A Walk in the Park
The cold aftermath. The day after. All that buildup and then the buzzing silence.
The second night was infinitely better than the first. Everybody kept it rolling. I was with the story all the way through. I got some very positive feedback, *both* nights. And yet, I'm left with an empty feeling. More than half my friends/acquaintances didn't even come up to me at the end to say anything. I thought it played really beautifully the second night, and yet there wasn't much change in the response.
Yeah, it runs too long and there's a lot I'd want to fine tune with the text before taking it further -- but I have seen so many bloody fucking awful pieces of shit theater over the years, from friends and strangers... at least I was trying to do something different...

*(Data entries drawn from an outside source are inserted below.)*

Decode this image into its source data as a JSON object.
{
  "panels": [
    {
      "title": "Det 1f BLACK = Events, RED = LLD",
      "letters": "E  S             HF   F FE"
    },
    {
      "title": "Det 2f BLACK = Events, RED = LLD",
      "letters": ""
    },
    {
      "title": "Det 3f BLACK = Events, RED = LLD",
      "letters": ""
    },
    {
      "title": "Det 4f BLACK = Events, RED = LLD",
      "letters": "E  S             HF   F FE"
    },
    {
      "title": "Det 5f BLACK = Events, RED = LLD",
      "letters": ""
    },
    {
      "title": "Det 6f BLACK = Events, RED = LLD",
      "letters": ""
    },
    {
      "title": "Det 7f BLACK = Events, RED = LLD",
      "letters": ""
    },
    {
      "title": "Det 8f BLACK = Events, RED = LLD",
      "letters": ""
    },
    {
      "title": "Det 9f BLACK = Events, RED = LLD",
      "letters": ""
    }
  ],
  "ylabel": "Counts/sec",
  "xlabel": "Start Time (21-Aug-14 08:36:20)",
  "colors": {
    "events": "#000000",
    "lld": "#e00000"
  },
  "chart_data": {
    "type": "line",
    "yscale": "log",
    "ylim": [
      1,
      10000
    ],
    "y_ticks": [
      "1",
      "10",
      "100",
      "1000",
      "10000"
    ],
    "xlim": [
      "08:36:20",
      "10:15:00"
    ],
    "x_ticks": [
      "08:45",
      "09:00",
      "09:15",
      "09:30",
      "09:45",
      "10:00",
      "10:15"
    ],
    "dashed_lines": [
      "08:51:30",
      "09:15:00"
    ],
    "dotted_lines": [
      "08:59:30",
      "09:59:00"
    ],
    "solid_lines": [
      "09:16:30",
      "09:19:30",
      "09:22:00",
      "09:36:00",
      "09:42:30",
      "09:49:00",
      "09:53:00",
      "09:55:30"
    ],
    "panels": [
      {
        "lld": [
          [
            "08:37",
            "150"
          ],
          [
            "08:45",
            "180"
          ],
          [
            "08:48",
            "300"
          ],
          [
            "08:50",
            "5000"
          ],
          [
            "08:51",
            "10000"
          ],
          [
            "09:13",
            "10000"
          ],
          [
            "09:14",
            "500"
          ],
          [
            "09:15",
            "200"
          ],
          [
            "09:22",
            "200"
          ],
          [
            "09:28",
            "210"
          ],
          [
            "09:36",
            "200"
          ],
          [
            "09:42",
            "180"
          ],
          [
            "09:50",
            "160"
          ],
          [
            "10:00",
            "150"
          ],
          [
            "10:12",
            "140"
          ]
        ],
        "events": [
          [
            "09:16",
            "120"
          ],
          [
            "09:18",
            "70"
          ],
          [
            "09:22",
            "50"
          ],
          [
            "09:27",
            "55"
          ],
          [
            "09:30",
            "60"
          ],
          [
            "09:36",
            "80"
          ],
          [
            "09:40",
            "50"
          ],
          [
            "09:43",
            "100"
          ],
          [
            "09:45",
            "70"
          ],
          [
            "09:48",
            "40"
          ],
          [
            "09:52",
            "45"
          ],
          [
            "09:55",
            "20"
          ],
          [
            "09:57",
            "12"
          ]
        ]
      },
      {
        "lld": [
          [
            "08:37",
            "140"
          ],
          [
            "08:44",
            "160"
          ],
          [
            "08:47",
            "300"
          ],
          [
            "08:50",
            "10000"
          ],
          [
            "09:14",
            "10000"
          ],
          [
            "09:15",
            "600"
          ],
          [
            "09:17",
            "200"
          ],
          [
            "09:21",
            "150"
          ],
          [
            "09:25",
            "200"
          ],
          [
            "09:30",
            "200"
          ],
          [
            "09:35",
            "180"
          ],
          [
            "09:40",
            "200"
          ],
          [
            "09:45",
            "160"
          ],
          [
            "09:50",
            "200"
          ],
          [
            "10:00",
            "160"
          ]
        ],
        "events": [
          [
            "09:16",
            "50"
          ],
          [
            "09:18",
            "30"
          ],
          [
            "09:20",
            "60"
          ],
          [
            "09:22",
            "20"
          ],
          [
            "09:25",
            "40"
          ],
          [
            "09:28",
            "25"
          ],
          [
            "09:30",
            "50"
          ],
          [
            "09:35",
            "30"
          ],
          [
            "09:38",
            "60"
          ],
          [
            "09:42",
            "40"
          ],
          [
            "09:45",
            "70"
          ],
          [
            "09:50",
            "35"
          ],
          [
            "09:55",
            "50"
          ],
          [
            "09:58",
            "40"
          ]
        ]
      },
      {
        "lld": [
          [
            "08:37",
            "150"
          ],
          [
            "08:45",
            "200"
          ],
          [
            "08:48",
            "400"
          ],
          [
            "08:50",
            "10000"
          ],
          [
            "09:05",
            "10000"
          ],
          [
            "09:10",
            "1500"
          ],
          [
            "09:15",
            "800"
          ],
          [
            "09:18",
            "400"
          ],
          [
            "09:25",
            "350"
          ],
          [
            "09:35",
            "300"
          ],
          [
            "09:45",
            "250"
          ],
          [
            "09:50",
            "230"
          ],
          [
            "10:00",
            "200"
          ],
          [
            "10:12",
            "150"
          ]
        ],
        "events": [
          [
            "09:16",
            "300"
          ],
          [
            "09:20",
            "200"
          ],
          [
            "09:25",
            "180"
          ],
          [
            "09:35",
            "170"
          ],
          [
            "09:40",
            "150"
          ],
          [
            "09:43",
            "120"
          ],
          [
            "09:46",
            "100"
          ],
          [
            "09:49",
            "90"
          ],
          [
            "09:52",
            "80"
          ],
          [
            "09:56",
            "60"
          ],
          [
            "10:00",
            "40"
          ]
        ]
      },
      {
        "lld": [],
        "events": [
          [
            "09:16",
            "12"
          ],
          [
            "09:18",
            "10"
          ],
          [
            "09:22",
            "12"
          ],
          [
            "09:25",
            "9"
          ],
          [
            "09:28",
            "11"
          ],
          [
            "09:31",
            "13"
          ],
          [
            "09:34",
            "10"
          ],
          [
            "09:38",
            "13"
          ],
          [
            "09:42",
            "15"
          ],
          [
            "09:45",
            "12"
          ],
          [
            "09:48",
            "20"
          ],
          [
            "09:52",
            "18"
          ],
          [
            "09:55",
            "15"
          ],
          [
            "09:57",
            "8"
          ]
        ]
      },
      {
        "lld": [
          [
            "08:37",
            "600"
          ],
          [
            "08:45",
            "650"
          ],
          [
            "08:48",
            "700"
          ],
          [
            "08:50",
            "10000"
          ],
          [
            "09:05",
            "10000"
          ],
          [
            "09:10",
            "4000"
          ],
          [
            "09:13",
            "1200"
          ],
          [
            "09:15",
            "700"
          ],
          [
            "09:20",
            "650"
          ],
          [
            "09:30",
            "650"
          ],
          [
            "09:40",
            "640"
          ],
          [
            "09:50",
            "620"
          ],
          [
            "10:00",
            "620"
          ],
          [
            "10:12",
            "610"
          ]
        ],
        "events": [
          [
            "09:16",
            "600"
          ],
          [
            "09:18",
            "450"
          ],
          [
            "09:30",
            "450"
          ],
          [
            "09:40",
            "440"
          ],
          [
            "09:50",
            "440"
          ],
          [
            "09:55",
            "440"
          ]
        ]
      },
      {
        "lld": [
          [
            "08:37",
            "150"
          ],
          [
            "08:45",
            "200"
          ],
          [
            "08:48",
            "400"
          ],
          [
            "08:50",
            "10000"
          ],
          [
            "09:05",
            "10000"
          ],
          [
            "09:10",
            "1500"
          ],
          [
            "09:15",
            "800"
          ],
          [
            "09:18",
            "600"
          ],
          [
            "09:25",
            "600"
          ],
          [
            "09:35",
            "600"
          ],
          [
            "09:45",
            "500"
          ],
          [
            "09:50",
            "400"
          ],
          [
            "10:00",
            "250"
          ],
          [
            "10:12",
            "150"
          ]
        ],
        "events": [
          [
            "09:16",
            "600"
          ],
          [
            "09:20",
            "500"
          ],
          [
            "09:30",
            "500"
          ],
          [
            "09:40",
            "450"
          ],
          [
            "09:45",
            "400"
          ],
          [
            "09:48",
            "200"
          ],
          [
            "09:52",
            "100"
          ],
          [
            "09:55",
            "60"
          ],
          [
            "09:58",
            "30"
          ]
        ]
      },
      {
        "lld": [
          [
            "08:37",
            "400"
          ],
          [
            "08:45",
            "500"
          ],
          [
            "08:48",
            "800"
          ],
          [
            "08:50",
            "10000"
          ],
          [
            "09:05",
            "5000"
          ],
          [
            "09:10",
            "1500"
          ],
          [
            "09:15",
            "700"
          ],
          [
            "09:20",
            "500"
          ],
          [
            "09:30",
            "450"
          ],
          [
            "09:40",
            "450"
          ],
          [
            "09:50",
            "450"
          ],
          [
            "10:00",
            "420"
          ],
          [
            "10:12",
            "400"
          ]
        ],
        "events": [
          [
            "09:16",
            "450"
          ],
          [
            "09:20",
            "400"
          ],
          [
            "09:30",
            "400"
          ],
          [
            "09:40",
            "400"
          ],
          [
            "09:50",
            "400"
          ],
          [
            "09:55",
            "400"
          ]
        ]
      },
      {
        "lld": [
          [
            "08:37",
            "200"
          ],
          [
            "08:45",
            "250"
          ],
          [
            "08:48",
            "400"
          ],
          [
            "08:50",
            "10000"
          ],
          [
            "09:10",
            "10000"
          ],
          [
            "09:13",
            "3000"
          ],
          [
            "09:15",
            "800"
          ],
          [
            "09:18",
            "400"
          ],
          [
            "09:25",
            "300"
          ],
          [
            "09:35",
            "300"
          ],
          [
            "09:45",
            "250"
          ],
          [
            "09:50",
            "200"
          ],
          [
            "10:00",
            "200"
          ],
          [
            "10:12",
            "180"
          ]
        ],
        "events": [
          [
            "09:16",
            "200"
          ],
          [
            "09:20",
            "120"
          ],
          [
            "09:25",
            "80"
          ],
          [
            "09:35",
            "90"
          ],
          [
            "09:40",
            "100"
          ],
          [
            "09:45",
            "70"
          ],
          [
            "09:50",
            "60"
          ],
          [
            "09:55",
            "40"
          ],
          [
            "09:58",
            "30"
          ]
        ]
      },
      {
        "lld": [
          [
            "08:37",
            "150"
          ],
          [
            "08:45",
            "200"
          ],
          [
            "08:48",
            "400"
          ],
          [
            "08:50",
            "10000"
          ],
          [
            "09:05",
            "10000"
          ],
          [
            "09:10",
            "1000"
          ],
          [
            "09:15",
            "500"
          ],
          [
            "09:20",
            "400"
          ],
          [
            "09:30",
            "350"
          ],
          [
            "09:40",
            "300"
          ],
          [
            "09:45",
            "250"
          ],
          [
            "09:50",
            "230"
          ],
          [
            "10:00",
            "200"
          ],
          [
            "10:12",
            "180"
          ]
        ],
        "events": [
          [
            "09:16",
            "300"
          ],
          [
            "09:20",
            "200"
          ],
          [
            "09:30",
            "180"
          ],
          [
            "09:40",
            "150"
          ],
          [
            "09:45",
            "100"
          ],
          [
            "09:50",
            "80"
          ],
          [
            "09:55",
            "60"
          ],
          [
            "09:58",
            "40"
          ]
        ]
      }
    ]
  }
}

There's this arrogant, white-bread guy named **** I know from work, he does this monthly one-man kind of show called "New Normal" that is fucking the WORST ticket in town. I've seen it FOUR times and it's gotten progressively worse. There is something totally delusional in him where he thinks it's a raving success. HE thinks it's like nothing the world has ever seen before, and yet I've seen it plenty before and his is a piss poor example of it. He's very charismatic and he gets a lot of folks from work to go, but he doesn't seem to realize that it's this same bunch of friends of his coming to his stupid show every month, blowing sunshine up his ass. He came the second night, ate pumpkin seeds and drank beer in the back row, tried to chat it up with C. while she was trying to run the lights/sound -- tried to get her to come to his show the next week. At the end of the show, he just gently shook my hand without saying anything, as if he were being noble and gentlemanly and diplomatic and had nothing positive to say so he didn't want to say anything. What a dickhead. He thinks he knows me, but he has no fucking idea. It was a mistake to advertise this at work.
OK. Positive thoughts. A lot of good. A lot of good feedback. It's only my first solo outing. It was a small show, I'm young and I'm exploring. Not everything has to be an unequivocal success. It's good to try different things. I'll do better next time.
For today, however, I hide away from the world, like Axl Rose...
1 Comments:
Reads like that he likes you . . . (that guy).